Paper No. 1-8
Presentation Time: 10:40 AM
THE STONE CABIN FORMATION, NEVADA, USA: GEOCHEMICAL AND ISOTOPIC INDICATORS OF MAGMA SOURCES AND CRUSTAL INFLUENCE IN AN EOCENE CALDERA SYSTEM
Stone Cabin Formation (SCF) ignimbrites and related Eocene volcanic rocks are located in eastern Nevada within the Central Nevada Volcanic Field. The SCF is a part of the 37-19 Ma, intermediate to silicic Ignimbrite Flareup that resulted from rollback of the subducting Farallon slab.
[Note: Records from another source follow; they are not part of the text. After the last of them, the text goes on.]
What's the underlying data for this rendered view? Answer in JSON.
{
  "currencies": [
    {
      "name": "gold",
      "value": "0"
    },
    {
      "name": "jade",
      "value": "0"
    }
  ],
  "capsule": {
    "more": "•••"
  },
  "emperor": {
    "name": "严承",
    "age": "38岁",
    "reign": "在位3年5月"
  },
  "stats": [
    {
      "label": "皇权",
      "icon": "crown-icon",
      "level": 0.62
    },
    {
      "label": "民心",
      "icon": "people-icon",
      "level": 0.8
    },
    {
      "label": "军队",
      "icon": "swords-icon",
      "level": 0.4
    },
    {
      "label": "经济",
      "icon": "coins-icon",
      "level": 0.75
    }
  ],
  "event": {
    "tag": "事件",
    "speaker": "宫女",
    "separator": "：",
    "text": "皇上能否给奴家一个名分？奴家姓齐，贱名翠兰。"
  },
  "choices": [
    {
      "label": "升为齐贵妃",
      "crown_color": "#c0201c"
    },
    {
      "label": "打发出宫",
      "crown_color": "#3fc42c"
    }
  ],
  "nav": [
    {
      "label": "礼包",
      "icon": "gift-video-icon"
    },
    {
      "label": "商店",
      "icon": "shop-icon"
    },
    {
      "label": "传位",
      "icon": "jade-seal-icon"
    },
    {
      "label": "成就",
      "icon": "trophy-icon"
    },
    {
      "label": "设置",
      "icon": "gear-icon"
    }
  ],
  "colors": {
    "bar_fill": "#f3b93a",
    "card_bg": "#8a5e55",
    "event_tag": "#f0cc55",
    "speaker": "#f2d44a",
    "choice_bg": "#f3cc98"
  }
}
This project aims to determine the magma source(s) of the SCF and determine the existence/extent of crustal contamination during petrogenesis using whole-rock, major-trace element and Pb-Sr-Nd-Hf isotopic analysis. On a broader scale, these Eocene igneous rocks are important in a larger study of the isotopic transition zone that runs through Nevada between eastern Precambrian basement terranes and western Phanerozoic accreted mafic terranes. The source of SCF ignimbrites has recently been determined to be the White River caldera southwest of Ely, NV. Seventy-one samples of Eocene volcanic and plutonic rocks were collected from intracaldera and extracaldera exposures. 40Ar/39Ar dates from SCF tuffs and post-collapse rhyolite to dacite lavas are indistinguishable at ~35.8 Ma. The SCF area igneous rocks range from subalkaline basaltic andesite to high-Si rhyolite. The samples show normalized incompatible element patterns similar to rhyolite ignimbrites from other caldera complexes of the Ignimbrite Flareup. Initial isotope ratios in SCF and nearby Eocene igneous rocks are: 87Sr/86Sr = 0.708863 to 0.714040, 143Nd/144Nd = 0.511698 to 0.512133 (εNd = -8.96 to -17.44), 176Hf/177Hf = 0.282057 to 0.282449 (εHf = -11.18 to -24.94), and 208Pb/204Pb = 40.05 to 38.84. The basaltic andesite lavas have the highest Nd and Hf and the lowest Sr and Pb isotope ratios. The primary magma source appears to be Precambrian mantle as mafic lava 87Sr/86Sr values are well over 0.708 with a minimum value of 0.708863. The evolved magmas show strong correlations between both Th/La and isotopic ratios with increasing SiO2 content, indicating that crustal contamination is a major process in magma evolution. The crustal component in the felsic lavas has highly negative εNd and εHf values that are consistent with a Precambrian crustal source. Other Eocene volcanic rocks in the region underlain by Precambrian basement (e.g., Butte, N. Schell Ck. Ranges) have more negative εNd values indicating that a more ancient/enriched source exists north and east of the SCT caldera.